Dev and I’s experiences are similar because we hear one antidote and our world is shattered when we realize that it’s not just one story, but an epidemic. A man following you home from a bar is not a one-off story, just as being harassed as a black person is not one-off. Women leaving bars by themselves are followed constantly, harassed while in the bar all the time. I’ve been leaving a bar in my small mountain town and had a man screech to a halt in his truck as his friend jumped out of the back, ran up to me, and planted a big old wet smooch right on my mouth before jumping back in the truck and driving away. I’ve also tried to go to the bathroom in a bar to have a man kick in the door before I latched it shut, telling me he saw the look on my face when our eyes met and he “picked up what I was laying down.” I don’t even remember “locking eyes” with that man. He made that assumption because I was a woman, just as the country at large makes assumptions on the basis of skin color.

As Dev continues on his journey of this episode, he and Arnold ask their female friends “what can two gentlemen like us do to help?” The only response Rachel can come up with is “I dunno, don’t do that stuff?” That question is so complex, like asking “what can I, as a white person, do to help my friends that aren’t white?” The easy answer is “don’t do racist things” but the complex and underlying issue is that small actions that I make in my day to day life support a system that compromises the safety of people of color. Dev and Arnold may not treat the women in their life like garbage, but what are they doing to support a system that endangers women?

Towards the end of the episode the narrative takes a turn that I don’t completely agree with. Dev gets drunk and starts talking to the commercial director, Brad, about the roll of women and the end result is that Dev loses his spot in the commercial because they reworked it to feature the women. When Rachel expresses to Dev that Brad introduced himself to all the men in the group but not the women, Dev’s instinct is to shrug off the instance because who cares about the opinion of one asshole? He fails to see that by doing so, he is shrugging off the experiences of all women when they are made to feel less than on the basis of their gender. This is something that gets left relatively unresolved and it frustrates me. They could have done a much better job at pointing out that excusing individual actions holds up the flawed system. It’s hard for me not to wonder about the real life parallels, as this episode came out in 2015 and in early 2018 Ansari was accused of being too forceful with women he dated. I have to wonder if he made this episode because he believes that women should feel safe, but it fell short because he was not taking responsibility for his own actions and how he perpetuates a sexist society that makes women feel unsafe.

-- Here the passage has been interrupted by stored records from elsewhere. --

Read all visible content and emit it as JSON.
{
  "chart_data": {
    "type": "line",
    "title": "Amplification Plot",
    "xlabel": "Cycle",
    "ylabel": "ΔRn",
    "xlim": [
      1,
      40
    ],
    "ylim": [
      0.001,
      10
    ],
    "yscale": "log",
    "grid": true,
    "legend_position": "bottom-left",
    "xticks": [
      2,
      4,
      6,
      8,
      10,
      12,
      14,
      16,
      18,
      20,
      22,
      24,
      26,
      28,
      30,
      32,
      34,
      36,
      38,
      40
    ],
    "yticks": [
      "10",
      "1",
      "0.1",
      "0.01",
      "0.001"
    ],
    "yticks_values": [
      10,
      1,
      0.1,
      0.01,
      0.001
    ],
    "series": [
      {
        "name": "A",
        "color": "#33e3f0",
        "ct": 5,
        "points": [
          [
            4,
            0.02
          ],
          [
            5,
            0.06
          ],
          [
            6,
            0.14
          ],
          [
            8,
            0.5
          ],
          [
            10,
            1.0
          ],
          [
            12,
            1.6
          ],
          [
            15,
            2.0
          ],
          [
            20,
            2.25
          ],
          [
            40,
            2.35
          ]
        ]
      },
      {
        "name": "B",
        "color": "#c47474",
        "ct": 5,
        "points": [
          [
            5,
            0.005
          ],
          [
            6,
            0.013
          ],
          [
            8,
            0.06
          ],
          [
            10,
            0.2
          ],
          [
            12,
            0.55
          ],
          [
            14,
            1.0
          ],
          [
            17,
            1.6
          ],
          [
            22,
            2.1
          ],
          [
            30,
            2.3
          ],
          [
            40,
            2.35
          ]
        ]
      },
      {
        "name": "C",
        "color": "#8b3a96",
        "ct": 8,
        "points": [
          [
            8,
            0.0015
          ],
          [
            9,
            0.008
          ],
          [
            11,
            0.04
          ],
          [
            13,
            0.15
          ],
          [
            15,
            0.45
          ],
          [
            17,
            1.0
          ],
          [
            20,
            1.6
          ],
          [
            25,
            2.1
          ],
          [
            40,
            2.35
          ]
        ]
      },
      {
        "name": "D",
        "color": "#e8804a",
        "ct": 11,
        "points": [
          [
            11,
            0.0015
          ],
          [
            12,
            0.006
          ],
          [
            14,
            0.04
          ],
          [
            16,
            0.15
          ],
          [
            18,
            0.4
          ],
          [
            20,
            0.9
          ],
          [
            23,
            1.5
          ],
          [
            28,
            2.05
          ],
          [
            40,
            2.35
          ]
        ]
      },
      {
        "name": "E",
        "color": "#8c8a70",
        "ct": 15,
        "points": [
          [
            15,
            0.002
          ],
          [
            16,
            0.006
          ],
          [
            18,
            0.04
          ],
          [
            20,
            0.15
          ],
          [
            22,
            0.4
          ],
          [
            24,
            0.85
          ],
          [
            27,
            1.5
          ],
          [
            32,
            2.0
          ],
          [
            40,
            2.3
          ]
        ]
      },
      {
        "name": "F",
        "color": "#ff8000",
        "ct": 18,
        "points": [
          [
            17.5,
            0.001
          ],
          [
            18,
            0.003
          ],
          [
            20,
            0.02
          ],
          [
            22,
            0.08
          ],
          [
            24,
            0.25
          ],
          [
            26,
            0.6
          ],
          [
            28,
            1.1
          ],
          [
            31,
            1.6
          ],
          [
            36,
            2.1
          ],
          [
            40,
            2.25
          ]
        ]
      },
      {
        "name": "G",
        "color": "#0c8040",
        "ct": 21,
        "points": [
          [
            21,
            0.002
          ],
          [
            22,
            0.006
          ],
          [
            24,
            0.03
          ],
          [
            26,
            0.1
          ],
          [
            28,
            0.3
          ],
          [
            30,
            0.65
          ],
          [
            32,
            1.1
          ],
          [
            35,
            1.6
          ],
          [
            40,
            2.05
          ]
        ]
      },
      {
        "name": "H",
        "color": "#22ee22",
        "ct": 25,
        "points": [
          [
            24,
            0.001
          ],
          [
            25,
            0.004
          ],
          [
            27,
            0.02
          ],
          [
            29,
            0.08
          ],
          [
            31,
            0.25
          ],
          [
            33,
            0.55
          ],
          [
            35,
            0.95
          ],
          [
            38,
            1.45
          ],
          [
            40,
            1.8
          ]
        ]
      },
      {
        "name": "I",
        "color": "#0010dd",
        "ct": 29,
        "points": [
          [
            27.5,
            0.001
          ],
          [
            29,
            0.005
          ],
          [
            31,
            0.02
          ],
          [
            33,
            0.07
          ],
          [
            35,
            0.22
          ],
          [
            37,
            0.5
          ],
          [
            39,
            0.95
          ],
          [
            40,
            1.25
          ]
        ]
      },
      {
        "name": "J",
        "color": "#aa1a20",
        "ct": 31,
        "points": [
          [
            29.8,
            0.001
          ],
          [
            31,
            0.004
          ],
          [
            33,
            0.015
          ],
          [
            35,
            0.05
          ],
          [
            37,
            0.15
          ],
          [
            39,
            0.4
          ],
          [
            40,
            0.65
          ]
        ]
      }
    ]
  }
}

Overall, I still give this episode 3.7 out of 5 stars because it addresses many issues directly, for instance when Dev and Denise make a “citizen’s arrest” of a man who was masturbating on the subway, a occurrence that’s common as Denise points out “that’s the third time this year I’ve seen that.” When they speak up everyone on the train mentions that they saw it but all of them were clearly too afraid to say anything, and all it took was a show of solidarity for everyone to band together and call out the offender. The conversation that Dev has with the subway masturbator ties together how I feel about this show, sexism, and racism. The offender says it’s just what he likes, and how would Dev feel if the sexual acts he liked were taboo? Dev says “the sexual acts I like don’t traumatize other people.” To which the offender responds “Well if they did, I bet you’d have some internal conflict.” And Dev replies “Stop trying to make me weirdly sympathize with you .”

When we open up the broader conversations about sexism and racism, we will find that the people behind the hate are fully formed humans, with desires and needs of their own. They have their own struggles and internal conflicts. However, those do not justify actions that hurt other people whether it’s masturbating on the subway or degrading people with different skin colors.